Instinct told me to even up the numbers. Outside, the wind was high and the tops of the lime trees shivered and swayed like cheerleaders’ pompoms, fanning the scent of a thousand spring evenings before this one: the stone underfoot, balsam from the trees in the square, the faint briny scent of the river.

‘Sorry about Me,’ Kit said, his mouth obscured by smoke. ‘She’s always been weird about her sister.’

‘Clare said something about that,’ I said, vaguely.

‘Actually, she’s weird about everything at the moment,’ he added.

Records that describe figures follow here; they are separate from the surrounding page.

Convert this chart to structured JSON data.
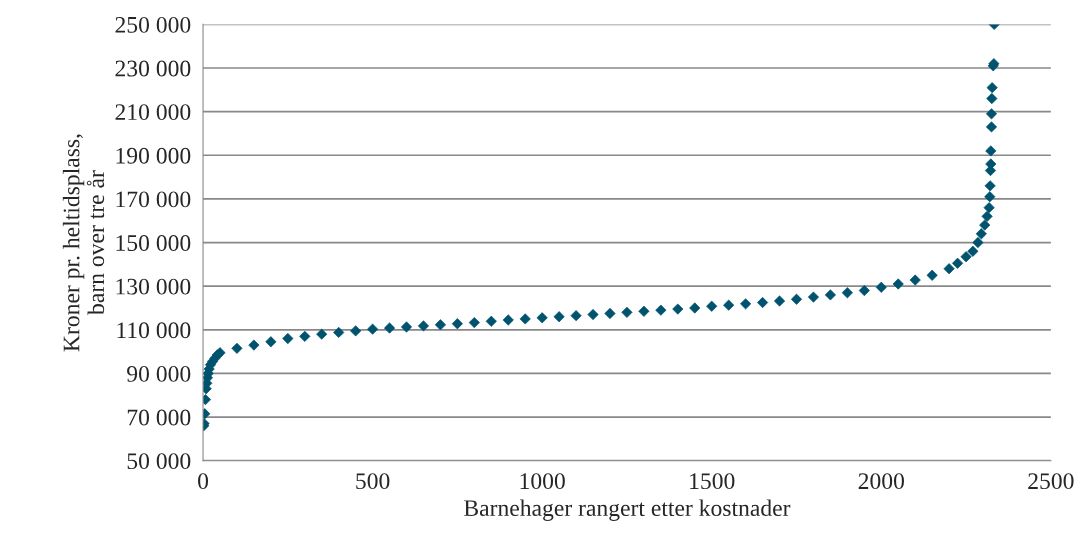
{
  "chart_data": {
    "type": "scatter",
    "xlabel": "Barnehager rangert etter kostnader",
    "ylabel": "Kroner pr. heltidsplass,\nbarn over tre år",
    "x": [
      2,
      3,
      5,
      7,
      9,
      11,
      13,
      15,
      18,
      22,
      28,
      35,
      42,
      50,
      100,
      150,
      200,
      250,
      300,
      350,
      400,
      450,
      500,
      550,
      600,
      650,
      700,
      750,
      800,
      850,
      900,
      950,
      1000,
      1050,
      1100,
      1150,
      1200,
      1250,
      1300,
      1350,
      1400,
      1450,
      1500,
      1550,
      1600,
      1650,
      1700,
      1750,
      1800,
      1850,
      1900,
      1950,
      2000,
      2050,
      2100,
      2150,
      2200,
      2225,
      2250,
      2270,
      2285,
      2295,
      2305,
      2312,
      2318,
      2320,
      2321,
      2322,
      2323,
      2323,
      2325,
      2325,
      2326,
      2327,
      2330,
      2332,
      2333
    ],
    "series": [
      {
        "color": "#00536e",
        "values": [
          66000,
          67000,
          71500,
          78000,
          83000,
          85500,
          88000,
          90000,
          92000,
          94000,
          95500,
          97000,
          98500,
          99500,
          101500,
          103000,
          104500,
          106000,
          107000,
          108000,
          108800,
          109500,
          110300,
          110800,
          111300,
          111800,
          112300,
          112800,
          113300,
          113900,
          114500,
          115000,
          115500,
          116000,
          116500,
          117000,
          117500,
          118000,
          118500,
          119000,
          119500,
          120000,
          120800,
          121300,
          121900,
          122500,
          123200,
          124000,
          125000,
          126000,
          127000,
          128000,
          129500,
          131000,
          132800,
          135000,
          138000,
          140500,
          143500,
          146000,
          150000,
          154000,
          158000,
          162000,
          166000,
          171000,
          176000,
          183000,
          186000,
          192000,
          203000,
          209000,
          216000,
          221000,
          231000,
          232000,
          250000
        ]
      }
    ],
    "marker": "diamond",
    "grid": "y",
    "legend": false,
    "xlim": [
      0,
      2500
    ],
    "xticks": [
      0,
      500,
      1000,
      1500,
      2000,
      2500
    ],
    "ylim": [
      50000,
      250000
    ],
    "yticks": [
      {
        "value": 50000,
        "label": "50 000"
      },
      {
        "value": 70000,
        "label": "70 000"
      },
      {
        "value": 90000,
        "label": "90 000"
      },
      {
        "value": 110000,
        "label": "110 000"
      },
      {
        "value": 130000,
        "label": "130 000"
      },
      {
        "value": 150000,
        "label": "150 000"
      },
      {
        "value": 170000,
        "label": "170 000"
      },
      {
        "value": 190000,
        "label": "190 000"
      },
      {
        "value": 210000,
        "label": "210 000"
      },
      {
        "value": 230000,
        "label": "230 000"
      },
      {
        "value": 250000,
        "label": "250 000"
      }
    ]
  }
}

I didn’t like to think when it was that the two of them had begun bickering, that it might have been about the same time that she began a relationship with me. Was she angry with him because he’d failed to notice he was now sharing her? The thought made me dizzy with unease. Why on earth hadn’t I made adjustments by now, manoeuvred Clare and myself into distancing ourselves from them as a couple? I suppose I feared it might have the opposite effect and stir her suspicions. It’s the classic giveaway, after all: avoid someone you’ve always got on with or act less relaxed when you’ve previously been perfectly at ease.

The problem was that all four of us were boozers and drinking together made it dangerously easy for either Melia or me to make some insider allusion we shouldn’t, or give an absentminded physical touch that just-good-friends never would.

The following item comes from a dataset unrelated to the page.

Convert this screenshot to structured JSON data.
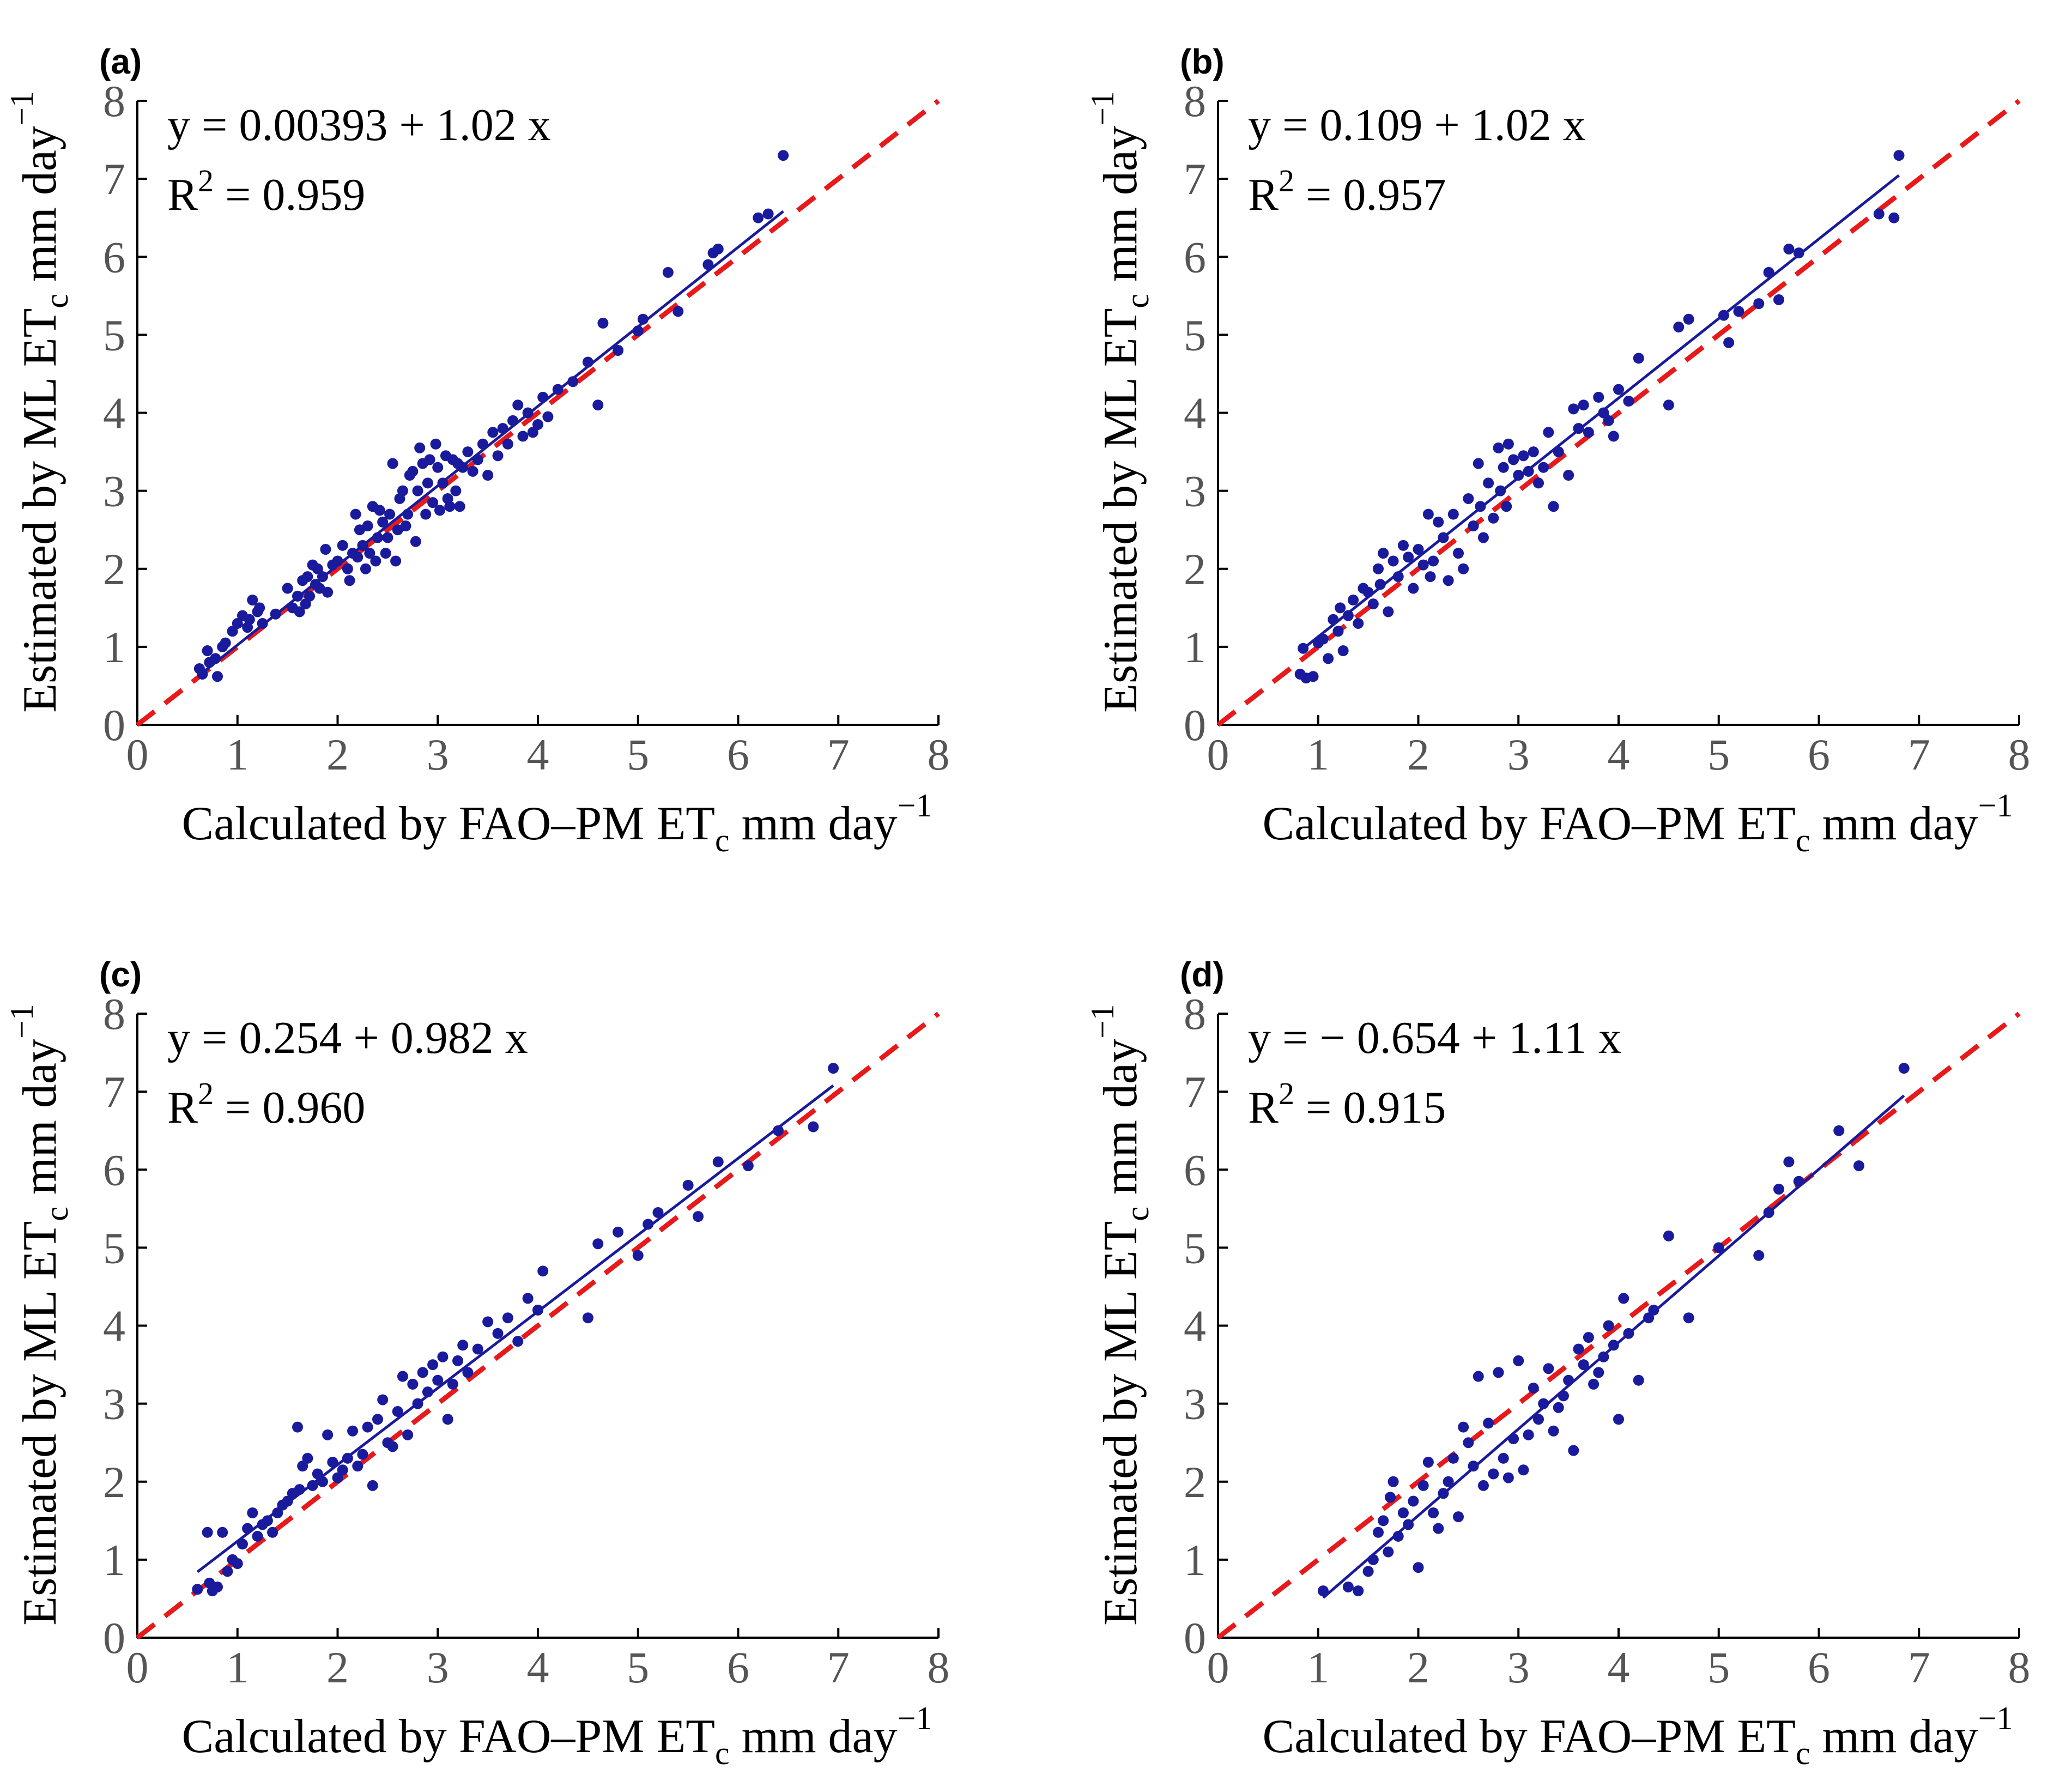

I was saved from commenting on Melia’s ‘weirdness’ by racing clouds uncovering the moon, its soft light falling on the square in front of us and stealing Kit’s attention.

‘Do you need a key to get in there?’ he asked.

‘Yes. All the residents have one. It only opens to the public once a year on an open garden scheme.’ I had no idea if Melia had yet passed on the information that the house was owned by Clare’s family, but standing there on the old, broad steps, I felt as deep a sense of surrender as I ever had to the intimate power of my home square.

‘What are those trees, even?’ Kit said.

‘They’re “even” planes and limes. There’re loads of shrubs in there, as well. Some flowerbeds. We all contribute to a fund that pays a gardener.’

He sighed, exhaling a mix of awe and resentment. ‘How the hell do you get to live in a place like this? I bet there’s not a single resident here under forty.’ Sod’s law, a taxi pulled up at that very moment on the west side of the square, releasing a chorus of upmarket middle-aged voices.